Gejala morfofonemik dalam hal ini adalah gejala perubahan,
penambahan, pengurangan fonem pada morfem dasar. Hal tersebut biasa terjadi
dalam proses pembentukan morfem kompleks atau kata jadian, dan dalam proses
pembentukan frase.
Perubahan bentuk ini tidak mengubah arti, hanya perubahan
bentuk akibat proses yang dikatakan di atas. Gejala morfofonemik bahasa Sunda
meliputi:
a. metatesis
dikatakan metatesis bila terjadi perubahan tempat pada
bentuk dasar, conto:
dalu menjadi ladu,
aduy menjadi ayud
b. protesis
bila terjadi penambahan fonem pada awal bentuk dasar (fonem
inisial) dikatakan protesis, conto:
ai menjadi nyai,
jeung menjadi eujeung, rok menjadi erok,
akang menjadi kakang
c. epentesis
gejala bahasa ini terjadi bila ada fonem yang disisipkan ke
dalam bentuk dasar, conto:
kade menjadi kahade,
eunteup menjadi euntreup
d. pararoge
dikatakan pararoge apabila diakhir bentuk dasar ada fonem
yang ditambahkan, conto:
kitu menjadi kituh, ema menjadi emah
e. aferesis
gejala bahasa ini terdapat pengurangan pada awal bentuk
dasar, conto:
arek menjadi rek, pilari menjadi ilari
f. sinkope
terjadi apabila fonem medial (tengah) dikurangi, conto:
ambeh menjadi abeh
g. apakope
terjadi bila fonem final (akhir) pada bentuk dasar
dikurangi, conto:
Italia menjadi Itali, ituh menjadi itu
h. asimilasi
· asimilasi
progresif terjadi bila fonem yang berada di belakang salah satu fonem pada
bentuk dasar terpengaruh oleh fonem yang di depannya, hingga berubah (luluh)

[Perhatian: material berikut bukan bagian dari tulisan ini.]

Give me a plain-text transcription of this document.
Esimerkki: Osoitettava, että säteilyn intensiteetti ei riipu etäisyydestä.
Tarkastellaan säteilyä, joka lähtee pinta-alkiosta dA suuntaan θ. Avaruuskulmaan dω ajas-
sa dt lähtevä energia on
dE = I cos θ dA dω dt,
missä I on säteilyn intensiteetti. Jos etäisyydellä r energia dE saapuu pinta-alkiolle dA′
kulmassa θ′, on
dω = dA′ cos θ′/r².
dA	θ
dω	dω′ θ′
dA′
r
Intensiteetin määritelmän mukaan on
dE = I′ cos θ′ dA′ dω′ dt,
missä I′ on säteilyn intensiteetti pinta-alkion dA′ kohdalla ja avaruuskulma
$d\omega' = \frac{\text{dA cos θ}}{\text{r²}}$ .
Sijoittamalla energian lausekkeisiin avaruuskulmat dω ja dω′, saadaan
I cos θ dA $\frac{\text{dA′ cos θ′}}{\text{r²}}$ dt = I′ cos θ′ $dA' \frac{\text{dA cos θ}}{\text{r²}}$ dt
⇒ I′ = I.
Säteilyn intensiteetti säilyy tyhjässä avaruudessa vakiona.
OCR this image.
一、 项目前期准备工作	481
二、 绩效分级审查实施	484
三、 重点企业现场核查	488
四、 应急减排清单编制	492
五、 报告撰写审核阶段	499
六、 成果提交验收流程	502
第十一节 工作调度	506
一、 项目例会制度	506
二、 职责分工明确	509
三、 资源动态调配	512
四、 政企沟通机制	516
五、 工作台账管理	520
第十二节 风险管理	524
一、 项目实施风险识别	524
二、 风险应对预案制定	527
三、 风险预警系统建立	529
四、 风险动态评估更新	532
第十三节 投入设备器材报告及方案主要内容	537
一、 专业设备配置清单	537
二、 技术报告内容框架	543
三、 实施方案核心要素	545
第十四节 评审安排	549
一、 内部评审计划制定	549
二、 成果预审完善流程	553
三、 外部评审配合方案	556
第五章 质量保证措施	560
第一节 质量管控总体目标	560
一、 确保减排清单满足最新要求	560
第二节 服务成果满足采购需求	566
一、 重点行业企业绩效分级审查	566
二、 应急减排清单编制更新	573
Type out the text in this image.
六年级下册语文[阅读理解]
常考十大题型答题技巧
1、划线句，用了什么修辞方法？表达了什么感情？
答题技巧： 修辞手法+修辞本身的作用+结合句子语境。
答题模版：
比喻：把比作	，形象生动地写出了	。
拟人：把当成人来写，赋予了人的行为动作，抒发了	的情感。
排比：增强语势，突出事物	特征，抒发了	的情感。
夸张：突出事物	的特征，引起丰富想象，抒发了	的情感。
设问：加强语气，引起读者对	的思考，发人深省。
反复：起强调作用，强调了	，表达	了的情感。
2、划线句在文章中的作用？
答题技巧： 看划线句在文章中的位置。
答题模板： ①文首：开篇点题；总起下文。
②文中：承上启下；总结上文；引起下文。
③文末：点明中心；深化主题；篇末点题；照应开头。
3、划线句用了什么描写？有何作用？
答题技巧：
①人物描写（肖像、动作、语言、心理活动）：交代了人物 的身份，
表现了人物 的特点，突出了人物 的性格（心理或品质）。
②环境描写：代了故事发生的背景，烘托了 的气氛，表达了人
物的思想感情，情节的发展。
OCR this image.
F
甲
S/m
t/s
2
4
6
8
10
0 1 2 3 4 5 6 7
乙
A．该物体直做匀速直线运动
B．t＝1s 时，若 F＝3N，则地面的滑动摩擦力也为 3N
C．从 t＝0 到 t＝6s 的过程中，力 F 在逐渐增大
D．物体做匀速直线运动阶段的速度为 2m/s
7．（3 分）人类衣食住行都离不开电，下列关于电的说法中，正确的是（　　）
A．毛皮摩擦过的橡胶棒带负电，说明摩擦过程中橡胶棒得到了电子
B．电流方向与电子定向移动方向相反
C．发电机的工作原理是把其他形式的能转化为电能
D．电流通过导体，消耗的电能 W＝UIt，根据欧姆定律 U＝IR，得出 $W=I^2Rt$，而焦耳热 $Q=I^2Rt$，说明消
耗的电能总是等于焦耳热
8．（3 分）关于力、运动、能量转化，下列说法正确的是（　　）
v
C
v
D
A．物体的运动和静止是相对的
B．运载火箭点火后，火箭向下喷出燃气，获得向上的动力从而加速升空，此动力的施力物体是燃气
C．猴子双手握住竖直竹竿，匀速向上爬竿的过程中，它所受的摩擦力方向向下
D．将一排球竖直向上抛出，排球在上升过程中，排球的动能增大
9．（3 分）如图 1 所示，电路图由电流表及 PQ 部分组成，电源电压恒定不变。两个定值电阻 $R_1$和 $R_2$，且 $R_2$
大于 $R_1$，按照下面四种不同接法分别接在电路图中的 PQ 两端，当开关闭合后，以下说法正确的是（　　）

menjadi fonem yang berada di depannya, conto:
gambar menjadi gamar,
jumblah menjadi jumlah
· asimilasi
regresif terjadi bila fonem yang ada di belakang dari bentuk dasar itu dapat
mempengaruhi fonem yang ada di depan, conto:
gepluk menjadi kepluk,
gaplok menjadi kaplok
i. disimilasi
· disimilasi
progresif yang terjadi bila satu fonem pada bentuk dasar berubah akibat
pengaruh fonem yang sama yang ada di depannya, conto:
laleur menjadi lareur,
leler menjadi lerer
· disimilasi
regresif yang terjadi bila satu fonem akibat pengaruh fonem yang sama yang ada
di belakangnya berubah menjadi fonem lain, conto:
ruruntuk menjadi luruntuk,
siraru menjadi silaru
Boleh tanya?kl kata yg mengalami gejala morfofonemik ini hrs sll kata yg sudah pny makna? Atau hanya terjadi penukaran fonem tanpa ada arti yg berbeda?